HTC, the Taiwanese phone maker, surpassed Nokia in market capitalization yesterday, putting it in the ranks of the largest mobile phone makers in the world.

HTC closed Thursday at 1,200 Taiwanese new dollars ($41.37) in the Taipei market. That gives it a market capitalization of NT$981.18 billion ($33.82 billion). Nokia's shares opened in Helsinki at €6.23 ($7.65) Thursday, pulling its market cap down to $33.81 billion, a hair below. At the end of the day Nokia pulled back up to €6.26 ($7.69) getting it back to $33.98 billion.

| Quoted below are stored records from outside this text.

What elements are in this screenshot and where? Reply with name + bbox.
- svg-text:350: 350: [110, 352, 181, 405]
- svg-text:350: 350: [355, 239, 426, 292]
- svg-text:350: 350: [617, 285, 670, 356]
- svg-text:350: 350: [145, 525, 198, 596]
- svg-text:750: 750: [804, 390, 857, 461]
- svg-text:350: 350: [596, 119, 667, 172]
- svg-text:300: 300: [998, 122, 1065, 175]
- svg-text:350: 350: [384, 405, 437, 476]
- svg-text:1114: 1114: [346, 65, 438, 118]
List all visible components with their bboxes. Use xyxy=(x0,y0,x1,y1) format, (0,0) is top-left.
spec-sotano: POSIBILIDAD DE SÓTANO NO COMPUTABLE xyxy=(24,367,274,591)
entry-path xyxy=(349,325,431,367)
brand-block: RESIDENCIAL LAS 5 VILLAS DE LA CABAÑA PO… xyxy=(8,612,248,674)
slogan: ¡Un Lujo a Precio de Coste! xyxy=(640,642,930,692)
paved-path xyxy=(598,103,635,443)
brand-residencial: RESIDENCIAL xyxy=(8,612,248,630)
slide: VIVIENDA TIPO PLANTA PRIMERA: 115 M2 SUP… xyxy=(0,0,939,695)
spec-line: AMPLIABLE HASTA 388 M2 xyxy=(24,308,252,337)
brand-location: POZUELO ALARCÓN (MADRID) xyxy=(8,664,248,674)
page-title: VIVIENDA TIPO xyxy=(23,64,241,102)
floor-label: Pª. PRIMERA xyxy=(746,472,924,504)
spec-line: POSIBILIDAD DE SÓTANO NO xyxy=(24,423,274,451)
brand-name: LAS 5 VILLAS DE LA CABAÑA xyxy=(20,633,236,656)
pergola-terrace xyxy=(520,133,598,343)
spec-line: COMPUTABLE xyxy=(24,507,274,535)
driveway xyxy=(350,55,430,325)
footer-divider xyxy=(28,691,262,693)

It is an important symbolic milestone for HTC. Nokia's stock has been battered for the last year -- on April 7, 2010 it closed at €11.70 ($13.12) and had a market capitalization of $63.5 billion. HTC was trading at the NT$390 level, giving it a market cap of $10.8 billion.

On top of that, Moody's and Standard & Poor's both cut Nokia's debt rating. Moody's cut the Finnish company's debt to A3 from A2 and Standard & Poor's cut Nokia's rating to A- from A. Nokia had about 5.3 billion ($7.6 billion) in debt at the end of 2010, while HTC has almost none.

HTC has been boosted by strong sales of its smartphone line, such as the Thunderbolt and EVO. Nokia, meanwhile, has struggled to make inroads in the U.S. market, despite being the best selling handset maker in the world.

Nokia has also had to contend with more competition from rival operating systems as smartphones become known for that as much as the hardware itself. While HTC has rolled out phones using the Android OS, Nokia stayed with Symbian until this year when it signed a partnership with Microsoft and adopted Windows Phone 7.